Author: Rick Riordan
Genre: Adventure, Children's
Published: 4th May 2010 (Puffin)
Since his mother's death six years ago, Carter Kane has been living out of a suitcase, traveling the globe with his father, the brilliant Egyptologist Dr. Julius Kane. But while Carter's been homeschooled, his younger sister, Sadie, has been living with their grandparents in London. Sadie has just what Carter wants -- school friends and a chance at a "normal" life. But Carter has just what Sadie longs for -- time with their father. After six years of living apart, the siblings have almost nothing in common. Until now.
On Christmas Eve, Sadie and Carter are reunited when their father brings them to the British Museum, with a promise that he's going to "make things right." But all does not go according to plan ; Carter and Sadie watch as Julius summons a mysterious figure, who quickly banishes their father and causes a fiery explosion.
Soon Carter and Sadie discover that the gods of Ancient Egypt are waking, and the worst of them --Set-- has a frightening scheme. To save their father, they must embark on a dangerous journey -- a quest that brings them ever closer to the truth about their family and its links to the House of Life, a secret order that has existed since the time of the pharaohs.

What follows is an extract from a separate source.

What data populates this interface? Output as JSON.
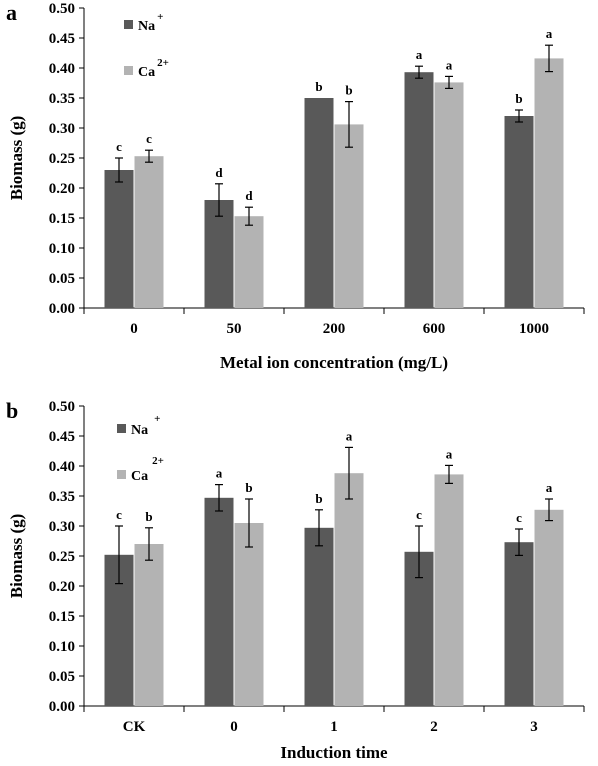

Being part way through Percy Jackson and the Olympians series (by the same author) I was really looking forward to reading The Red Pyramid. The tale is narrated by the two main characters, Sadie and Carter Kane, generally in chunks of two chapters and although on occasion I forgot who's turn it was, it was easy enough to remember as each page is marked with who's talking. I really liked both characters and the idea of them hardly knowing each other but having a natural sibling bond allows the reader to get to know them throughout the book as they reconnect with each other.
The story itself follows a similar style to the Percy Jackson books, with Sadie and Carter having a set time in which to reach their destination and complete their task, along the way running into various Gods, creatures and magicians who are trying to stop them. The main difference I found was that while I have a basic knowledge of Greek mythology (and so was able to second guess some of the Percy Jackson plots), I had no prior knowledge about Egyptian mythology before reading The Red Pyramid. It was fun to learn about it as I read the book as it made the story more than just an adventure. I have to admit I got a little confused with some of it at times, although I don't believe that was anything to do with the author or the writing. I think Egyptian mythology just is confusing - even the characters were confused at points!
The Red Pyramid is an exciting adventure story, combined with a fun way to find out about the Egyptians. a recommended read, especially if you're looking for a book for reluctant boy readers.